Alloy-type anode materials, including Si, Ge, Sn, Sb, P, and Bi, usually have high theoretical specific capacities for electrochemical alkali metal ion storage. However, they experience significant volume expansion/contraction during electrochemical alloying/dealloying with alkali metal ions, leading to poor cycling stability and low rate capabilities. As a result, various strategies have been proposed to suppress the volume variations and pulverization of alloy-type anode materials, such as incorporating them with carbonaceous materials.

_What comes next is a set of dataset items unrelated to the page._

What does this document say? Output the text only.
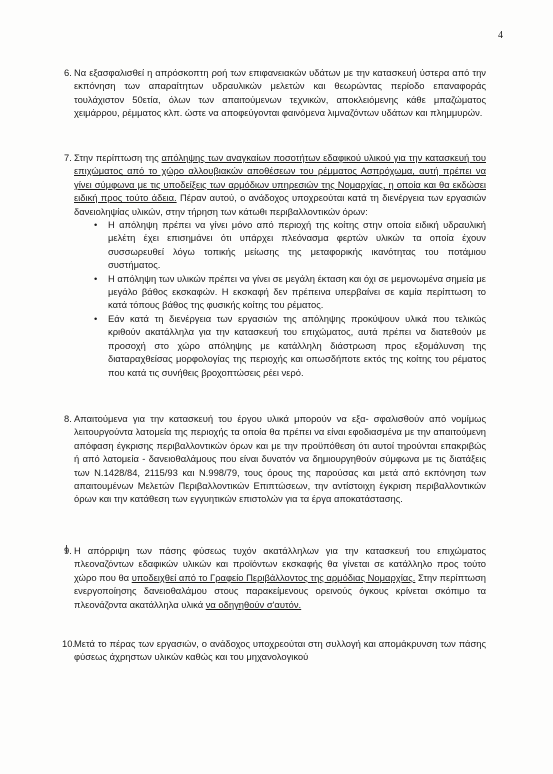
4
6. Να εξασφαλισθεί η απρόσκοπτη ροή των επιφανειακών υδάτων με την κατασκευή ύστερα από την εκπόνηση των απαραίτητων υδραυλικών μελετών και θεωρώντας περίοδο επαναφοράς τουλάχιστον 50ετία, όλων των απαιτούμενων τεχνικών, αποκλειόμενης κάθε μπαζώματος χειμάρρου, ρέμματος κλπ. ώστε να αποφεύγονται φαινόμενα λιμναζόντων υδάτων και πλημμυρών.
7. Στην περίπτωση της απόληψης των αναγκαίων ποσοτήτων εδαφικού υλικού για την κατασκευή του επιχώματος από το χώρο αλλουβιακών αποθέσεων του ρέμματος Ασπρόχωμα, αυτή πρέπει να γίνει σύμφωνα με τις υποδείξεις των αρμόδιων υπηρεσιών της Νομαρχίας, η οποία και θα εκδώσει ειδική προς τούτο άδεια. Πέραν αυτού, ο ανάδοχος υποχρεούται κατά τη διενέργεια των εργασιών δανειοληψίας υλικών, στην τήρηση των κάτωθι περιβαλλοντικών όρων:
• Η απόληψη πρέπει να γίνει μόνο από περιοχή της κοίτης στην οποία ειδική υδραυλική μελέτη έχει επισημάνει ότι υπάρχει πλεόνασμα φερτών υλικών τα οποία έχουν συσσωρευθεί λόγω τοπικής μείωσης της μεταφορικής ικανότητας του ποτάμιου συστήματος.
• Η απόληψη των υλικών πρέπει να γίνει σε μεγάλη έκταση και όχι σε μεμονωμένα σημεία με μεγάλο βάθος εκσκαφών. Η εκσκαφή δεν πρέπεινα υπερβαίνει σε καμία περίπτωση το κατά τόπους βάθος της φυσικής κοίτης του ρέματος.
• Εάν κατά τη διενέργεια των εργασιών της απόληψης προκύψουν υλικά που τελικώς κριθούν ακατάλληλα για την κατασκευή του επιχώματος, αυτά πρέπει να διατεθούν με προσοχή στο χώρο απόληψης με κατάλληλη διάστρωση προς εξομάλυνση της διαταραχθείσας μορφολογίας της περιοχής και οπωσδήποτε εκτός της κοίτης του ρέματος που κατά τις συνήθεις βροχοπτώσεις ρέει νερό.
8. Απαιτούμενα για την κατασκευή του έργου υλικά μπορούν να εξα- σφαλισθούν από νομίμως λειτουργούντα λατομεία της περιοχής τα οποία θα πρέπει να είναι εφοδιασμένα με την απαιτούμενη απόφαση έγκρισης περιβαλλοντικών όρων και με την προϋπόθεση ότι αυτοί τηρούνται επακριβώς ή από λατομεία - δανειοθαλάμους που είναι δυνατόν να δημιουργηθούν σύμφωνα με τις διατάξεις των Ν.1428/84, 2115/93 και Ν.998/79, τους όρους της παρούσας και μετά από εκπόνηση των απαιτουμένων Μελετών Περιβαλλοντικών Επιπτώσεων, την αντίστοιχη έγκριση περιβαλλοντικών όρων και την κατάθεση των εγγυητικών επιστολών για τα έργα αποκατάστασης.
9. Η απόρριψη των πάσης φύσεως τυχόν ακατάλληλων για την κατασκευή του επιχώματος πλεοναζόντων εδαφικών υλικών και προϊόντων εκσκαφής θα γίνεται σε κατάλληλο προς τούτο χώρο που θα υποδειχθεί από το Γραφείο Περιβάλλοντος της αρμόδιας Νομαρχίας. Στην περίπτωση ενεργοποίησης δανειοθαλάμου στους παρακείμενους ορεινούς όγκους κρίνεται σκόπιμο τα πλεονάζοντα ακατάλληλα υλικά να οδηγηθούν σ'αυτόν.
10.
Μετά το πέρας των εργασιών, ο ανάδοχος υποχρεούται στη συλλογή και απομάκρυνση των πάσης φύσεως άχρηστων υλικών καθώς και του μηχανολογικού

Graphene and its derivatives, with their ideal two-dimensional crystal morphology and unique chemical/physical properties, are often used as functional components to improve the electrochemical performance of alloy-type anode materials. This review emphasizes the recent research advances in alloy-type anode materials modified with graphene and its derivatives. It specifically covers the preparation methods, the structural and morphological characteristics, and the electrochemical performances of Sn/graphene, Sb/graphene, Ge/graphene, Bi/graphene, and P/graphene composites for alkali metal ion batteries. The ongoing developments in improving the electrochemical performance of alloy-type anodes with graphene are also speculated.